L’impaginato è costante per ogni illustrazione.
L’Ultima Cena è associata alla Lavanda dei piedi secondo i dettami tipici della lettura orientale.
La Comunione degli Apostoli è un tema iconografico di poco successo in Occidente, ma molto
comune in Oriente. Dalla tradizione orientale viene ripresa la posa della preghiera (che in Occidente
è quella dell’orante). Sono caratteristiche che aiutano a collocare lo scrittorio di produzione.
Il centro nevralgico di ogni scena è il Salvatore: è abbigliato con il chitone e il clave (che deriva
dall’abbigliamento senatorio) dorato e con l’imation color oro e attorno alla testa ha il nimbo
crucifero.
C’è una grande attenzione ai dettagli somatici: San Pietro ha una folta capigliatura, Sant’Andrea ha
i capelli arruffati, San Giovanni apostolo è imberbe (mentre quando è nel ruolo di evangelista è
rappresentato come un anziano).
La miniatura che illustra la parabola del buon samaritano mostra come l’immagine integri il
testo: infatti, l’angelo non compare nella narrazione, ma viene disegnato ed è inteso come
personificazione dell’amore verso il prossimo.

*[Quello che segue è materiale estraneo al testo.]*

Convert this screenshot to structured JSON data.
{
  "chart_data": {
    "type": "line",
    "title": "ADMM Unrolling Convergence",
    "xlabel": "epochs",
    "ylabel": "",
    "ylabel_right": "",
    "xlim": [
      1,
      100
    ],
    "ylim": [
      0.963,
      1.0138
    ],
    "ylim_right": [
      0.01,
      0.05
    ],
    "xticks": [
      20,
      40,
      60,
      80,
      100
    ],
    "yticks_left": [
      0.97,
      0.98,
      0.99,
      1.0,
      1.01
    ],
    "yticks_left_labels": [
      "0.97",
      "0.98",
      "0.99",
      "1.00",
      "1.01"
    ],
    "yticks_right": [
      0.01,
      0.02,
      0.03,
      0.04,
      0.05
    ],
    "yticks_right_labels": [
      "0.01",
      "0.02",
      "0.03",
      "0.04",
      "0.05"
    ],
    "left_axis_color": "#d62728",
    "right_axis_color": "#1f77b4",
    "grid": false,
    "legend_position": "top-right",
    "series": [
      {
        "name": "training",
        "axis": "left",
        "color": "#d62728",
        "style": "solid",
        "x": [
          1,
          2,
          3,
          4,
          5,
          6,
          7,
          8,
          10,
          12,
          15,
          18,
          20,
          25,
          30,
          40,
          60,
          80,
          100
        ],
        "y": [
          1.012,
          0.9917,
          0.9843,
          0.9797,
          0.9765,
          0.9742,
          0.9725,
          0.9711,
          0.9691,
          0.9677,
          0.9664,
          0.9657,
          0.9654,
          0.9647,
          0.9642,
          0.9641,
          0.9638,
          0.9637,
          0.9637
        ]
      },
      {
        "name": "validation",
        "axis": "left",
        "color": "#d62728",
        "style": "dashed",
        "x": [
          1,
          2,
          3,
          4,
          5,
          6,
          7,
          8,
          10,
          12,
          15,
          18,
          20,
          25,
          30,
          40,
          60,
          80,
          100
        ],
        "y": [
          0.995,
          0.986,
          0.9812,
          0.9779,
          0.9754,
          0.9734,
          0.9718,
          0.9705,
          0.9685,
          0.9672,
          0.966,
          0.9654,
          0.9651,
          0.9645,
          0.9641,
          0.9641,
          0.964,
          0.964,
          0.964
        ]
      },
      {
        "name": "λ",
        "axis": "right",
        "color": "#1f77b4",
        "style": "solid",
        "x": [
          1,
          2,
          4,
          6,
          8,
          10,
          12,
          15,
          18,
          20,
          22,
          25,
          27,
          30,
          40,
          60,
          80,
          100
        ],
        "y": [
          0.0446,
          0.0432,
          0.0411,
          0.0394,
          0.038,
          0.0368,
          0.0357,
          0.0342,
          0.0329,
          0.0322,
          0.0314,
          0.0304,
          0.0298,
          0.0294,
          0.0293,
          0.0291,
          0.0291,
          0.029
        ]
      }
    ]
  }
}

Il miniatore dimostra la volontà di esaltare il dato naturalistico: nella scena della cacciata dei
mercanti dal Tempio c’è una grande varietà di registri espressivi.
Le due miniature più importanti sono l’avvio e la conclusione del processo a Gesù e danno
l’immagine di come, molto probabilmente, era organizzato un antico tribunale romano
(praetorium). Al centro è seduto Ponzio Pilato (tra il 26 e il 36 d.C. fu governatore della Galilea),
che impugna il rotulo della legge (simbolo dell’auctoritas e della maestà dello ius romanus) e dietro
al quale ci sono due signifera con le riproduzioni a mezzo busto di Ottaviano Augusto e Tiberio,
rappresentati anche sulla tovaglia. Secondo Giuseppe Flavio Ebreo, autore del De bello iudaico,
Pilato fu il primo governatore ad usare i ritratti degli imperatori (invece, i suoi predecessori decisero
di rispettare la legge ebraica che proibiva le immagini).
Alla sinistra di Pilato ci sono cinque funzionari, il cui abbigliamento alla bizantina (il tablion che
indossano indica il rango e la capacità economica ed ha la stessa funzione del clave) indica la loro
importanza), alla sua destra Anna e Caifa, gli accusatori di Gesù. Nella scena conclusiva del
processo Pilato è tra due ali di folla, notarius prende nota della sentenza su di una tavoletta, sul
tavolo sono disposti gli strumenti di scrittura.
Il Codex Rossanensis è uno dei sette codici orientali miniati sopravvissuti: gli altri tre scritti in
greco sono la frammentaria Genesi Cotton (IV-V secolo), la Genesi di Vienna (prima metà del VI
secolo) e il Codex Sinopensis (VI secolo); i restanti tre sono in lingua siriaca.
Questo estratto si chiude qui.